Aleksandra Aukett, 44, sued the London Borough of Hillingdon after her student attacked her during class (Pictures: Champion News)
A teaching assistant who was ‘punched, pinched and kicked’ by a five-year-old boy in her reception class has been awarded £140,000 in compensation.
Aleksandra Aukett, 44, claims she has been left with ‘life-changing’ chronic pain following the frightening attack by the youngster, identified only as X, who was described as being ‘big for his age’.
Since the incident in March 2017, the assistant has not returned to the classroom at the west London school saying she still suffers from PTSD and depression as a result, and has to prop herself with crutches.
In a lawsuit against the London Borough of Hillingdon, the authority responsible for overseeing the school, Ms Aukett argued that more should have been done to protect her in the workplace.
‘I’m still restricted’, she told Central London County Court. ‘I’m nowhere near the level of mobility, fitness and health I was at before the accident.’
Her barrister Gemma Witherington told Judge Richard Roberts that child X had first attacked another student.
The court heard Ms Aukett was moving the rest of the pupils to safety when he launched himself at her in the corridor and punched her in the chest and pinched her.
The teaching assistant was using crutches to support herself when she arrived at Central London County Court for the trial (Picture: Champion News)
‘He then kicked her in the hip and groin and legs’, Ms Witherington added.
The boy, who has learning difficulties, caused soft tissue injuries to the assistant’s lower back, chest and left buttock as well as long-term inflammation.
Ms Witherington said her client fully accepted his ‘vulnerable background but pointed out this was a ‘very nasty assault which had physical and mental health consequences for her’.
The unruly youngster had a record for ‘physically assaulting other pupils and staff’, said the barrister, adding: ‘It was reasonably foreseeable that this child would seriously injure either another pupil or one of the teachers.
‘If Ms Aukett had known about X’s condition/behaviour and/or had relevant training, then it was more likely than not that she could have taken steps to avoid the attack.’
However, lawyers for the London Borough of Hillingdon claimed Ms Aukett had been trained in how to restrain pupils and de-escalate such incidents.
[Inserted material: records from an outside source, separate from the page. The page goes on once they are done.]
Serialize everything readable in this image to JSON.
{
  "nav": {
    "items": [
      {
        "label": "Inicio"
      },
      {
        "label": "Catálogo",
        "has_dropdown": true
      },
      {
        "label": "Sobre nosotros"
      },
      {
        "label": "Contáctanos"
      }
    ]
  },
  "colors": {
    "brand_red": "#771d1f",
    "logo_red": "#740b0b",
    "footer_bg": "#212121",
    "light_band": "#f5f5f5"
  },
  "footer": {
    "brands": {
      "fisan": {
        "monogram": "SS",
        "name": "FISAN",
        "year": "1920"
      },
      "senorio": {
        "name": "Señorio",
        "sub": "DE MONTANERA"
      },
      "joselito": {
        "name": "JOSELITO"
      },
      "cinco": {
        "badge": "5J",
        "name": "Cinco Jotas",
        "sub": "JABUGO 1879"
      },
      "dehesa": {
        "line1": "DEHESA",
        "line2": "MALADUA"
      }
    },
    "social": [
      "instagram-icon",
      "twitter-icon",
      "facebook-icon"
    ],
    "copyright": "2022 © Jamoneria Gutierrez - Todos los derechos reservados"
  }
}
Judge Roberts praised the victim for bringing the claim forward (Picture: Champion News)
Barrister Roderick Abbott said the school did everything in its power to safeguard staff and pupils from any risk posed.
He highlighted a pupil risk assessment carried out on child X detailed potential risks of ‘throwing items and risk of injury to staff or other pupils’.
Mr Abbott told the court that given the school’s general awareness of the boy’s history it would have been ‘impossible for Ms Aukett to be unaware of X’s behaviour’.
He accepted that she was ‘the victim of a violent attack while doing a difficult job’ but denied that the school failed in its duty to safeguard her.
However, the court has now sided with Ms Aukett – and ordered the council to pay her over £140,000 compensation, as well as her lawyers’ bills.
Judge Roberts commented: ‘The parties are to be commended. Well, Ms Aukett, bringing a law claim is very difficult and proving cases is very difficult, but you’ve done that, so well done.’